Die meisten Opernfans waren gekommen, um Erwin Schrott nach seinem formidablen Arienabend vom November auf der Bühne zu erleben. Aber sie verließen die ausverkaufte Vorstellung als Fans der Sopranistin Genia Kühmeier. Sie sang sich als unsentimental-natürliche Micaela ins Herz der „Carmen“-Fans und wurde zuletzt mehr bejubelt als der heiß erwartete Star.

Zuerst überraschte, wie das Nationaltheater Erwin Schrotts im Herkulessaal geradezu donnernde Stimme auf ein Normalmaß schrumpfen ließ. Der Bariton war, mit dunkler Stimme durchdringend nach Männlichkeit duftend, ein eitler Stierkämpfer aus dem Bilderbuch. Vor dem „Toréador, en garde“ nahm Schrott die Stimme zurück, um sie im Refrain aufheulen zu lassen wie einen Porsche beim Kavaliersstart.

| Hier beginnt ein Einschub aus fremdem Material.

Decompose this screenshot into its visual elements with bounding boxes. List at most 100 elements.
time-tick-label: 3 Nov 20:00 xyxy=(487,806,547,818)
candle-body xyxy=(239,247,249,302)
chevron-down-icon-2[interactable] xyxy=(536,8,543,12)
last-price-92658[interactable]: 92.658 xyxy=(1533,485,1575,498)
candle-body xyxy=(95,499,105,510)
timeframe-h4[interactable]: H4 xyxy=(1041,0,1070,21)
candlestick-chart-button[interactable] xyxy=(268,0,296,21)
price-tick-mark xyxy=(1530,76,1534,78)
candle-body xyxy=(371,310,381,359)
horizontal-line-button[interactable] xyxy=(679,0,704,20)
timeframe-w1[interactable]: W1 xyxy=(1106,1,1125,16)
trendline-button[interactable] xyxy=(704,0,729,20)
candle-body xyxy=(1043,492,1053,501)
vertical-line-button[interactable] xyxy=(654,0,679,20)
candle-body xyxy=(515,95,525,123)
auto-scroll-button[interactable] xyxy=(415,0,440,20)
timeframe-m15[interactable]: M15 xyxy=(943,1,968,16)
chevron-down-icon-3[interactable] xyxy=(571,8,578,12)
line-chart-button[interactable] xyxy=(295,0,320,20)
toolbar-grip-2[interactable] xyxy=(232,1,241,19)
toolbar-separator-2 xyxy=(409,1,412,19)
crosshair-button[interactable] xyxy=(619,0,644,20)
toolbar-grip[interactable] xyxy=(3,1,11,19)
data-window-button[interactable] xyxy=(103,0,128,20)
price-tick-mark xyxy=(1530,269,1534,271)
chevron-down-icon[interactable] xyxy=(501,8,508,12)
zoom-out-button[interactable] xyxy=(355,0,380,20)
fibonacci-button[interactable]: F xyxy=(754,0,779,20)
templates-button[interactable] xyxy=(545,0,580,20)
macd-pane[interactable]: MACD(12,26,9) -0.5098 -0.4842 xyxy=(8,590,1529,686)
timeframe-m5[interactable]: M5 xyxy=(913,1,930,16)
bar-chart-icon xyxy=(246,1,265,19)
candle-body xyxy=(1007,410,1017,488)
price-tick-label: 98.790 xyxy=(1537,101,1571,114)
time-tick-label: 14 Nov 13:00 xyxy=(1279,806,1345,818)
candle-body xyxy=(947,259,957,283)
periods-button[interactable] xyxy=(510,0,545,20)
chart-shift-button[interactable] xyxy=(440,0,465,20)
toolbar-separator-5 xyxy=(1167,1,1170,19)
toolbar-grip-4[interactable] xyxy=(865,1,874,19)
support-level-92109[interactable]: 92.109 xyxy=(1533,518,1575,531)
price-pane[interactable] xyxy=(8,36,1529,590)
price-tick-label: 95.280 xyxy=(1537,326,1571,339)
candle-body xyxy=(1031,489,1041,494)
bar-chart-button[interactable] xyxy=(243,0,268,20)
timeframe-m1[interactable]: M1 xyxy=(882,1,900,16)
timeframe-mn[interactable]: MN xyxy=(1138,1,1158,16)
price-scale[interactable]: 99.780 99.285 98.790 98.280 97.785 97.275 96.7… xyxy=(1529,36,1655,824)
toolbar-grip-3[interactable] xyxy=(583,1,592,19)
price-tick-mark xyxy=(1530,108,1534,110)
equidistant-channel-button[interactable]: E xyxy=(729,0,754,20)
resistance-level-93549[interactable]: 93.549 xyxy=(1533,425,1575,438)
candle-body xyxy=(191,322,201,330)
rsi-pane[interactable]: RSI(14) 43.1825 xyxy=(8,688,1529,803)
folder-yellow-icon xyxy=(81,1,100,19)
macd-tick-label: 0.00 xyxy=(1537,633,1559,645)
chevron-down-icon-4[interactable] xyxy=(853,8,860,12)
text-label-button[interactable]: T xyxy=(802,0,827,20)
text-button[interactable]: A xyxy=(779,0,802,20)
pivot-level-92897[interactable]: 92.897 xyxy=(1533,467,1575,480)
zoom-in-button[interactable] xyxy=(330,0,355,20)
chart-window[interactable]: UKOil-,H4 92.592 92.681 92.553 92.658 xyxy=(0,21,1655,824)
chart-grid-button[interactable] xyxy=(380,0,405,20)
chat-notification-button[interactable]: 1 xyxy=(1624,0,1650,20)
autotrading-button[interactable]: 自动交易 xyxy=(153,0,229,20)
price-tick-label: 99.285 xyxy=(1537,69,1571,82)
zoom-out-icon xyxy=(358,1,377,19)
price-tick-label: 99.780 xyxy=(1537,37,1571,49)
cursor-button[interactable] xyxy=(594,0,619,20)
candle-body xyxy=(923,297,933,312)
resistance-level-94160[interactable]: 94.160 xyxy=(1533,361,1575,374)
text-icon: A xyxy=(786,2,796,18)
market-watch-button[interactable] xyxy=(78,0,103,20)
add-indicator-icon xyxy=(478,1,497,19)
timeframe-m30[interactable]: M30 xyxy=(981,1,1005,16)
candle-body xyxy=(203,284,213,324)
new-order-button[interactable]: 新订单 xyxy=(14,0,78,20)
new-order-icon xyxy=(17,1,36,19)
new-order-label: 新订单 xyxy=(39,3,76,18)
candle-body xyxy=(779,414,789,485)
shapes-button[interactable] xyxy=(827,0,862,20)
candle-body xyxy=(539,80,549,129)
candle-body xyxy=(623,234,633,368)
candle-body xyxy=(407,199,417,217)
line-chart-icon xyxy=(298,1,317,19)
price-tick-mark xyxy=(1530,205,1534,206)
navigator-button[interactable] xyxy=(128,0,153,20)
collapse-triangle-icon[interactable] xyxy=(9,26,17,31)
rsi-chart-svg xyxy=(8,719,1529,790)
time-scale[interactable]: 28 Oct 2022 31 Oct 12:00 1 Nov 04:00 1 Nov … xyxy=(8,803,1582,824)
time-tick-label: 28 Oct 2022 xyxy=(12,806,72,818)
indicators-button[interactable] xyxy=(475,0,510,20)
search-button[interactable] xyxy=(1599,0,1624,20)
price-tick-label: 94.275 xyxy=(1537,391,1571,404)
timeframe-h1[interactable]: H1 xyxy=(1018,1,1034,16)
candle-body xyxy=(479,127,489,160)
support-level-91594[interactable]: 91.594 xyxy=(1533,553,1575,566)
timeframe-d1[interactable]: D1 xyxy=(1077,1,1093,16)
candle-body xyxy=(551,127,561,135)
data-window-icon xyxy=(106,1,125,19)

Der im Konzert geschmeidig mit Körper und Stimme agierende Sänger kannte als Escamillo nur eine x-fach wiederholte Bewegung des ausgestreckten Arms. Überraschend raubeinig, ohne eleganten Schmelz sang er das Duett mit Carmen vor der Arena. War das nun ein Super-Macho oder die Parodie darauf?

Bei einem Bariton von Schrotts musikalischer Intelligenz wäre Letzteres drin, aber sicher war es nicht. Und so hielt sich der Applaus in freundlichen Grenzen.

Kate Aldrich ließ als Carmen ein paar brustige Gurrer hören, beschränkte sich aber sonst auf geradlinig-brave Töne, die nicht ganz zu ihrer röckwerfenden Erotik passten. In der Kartenszene wurde ihr schöner Mezzo vom Staatsorchester zugedeckt.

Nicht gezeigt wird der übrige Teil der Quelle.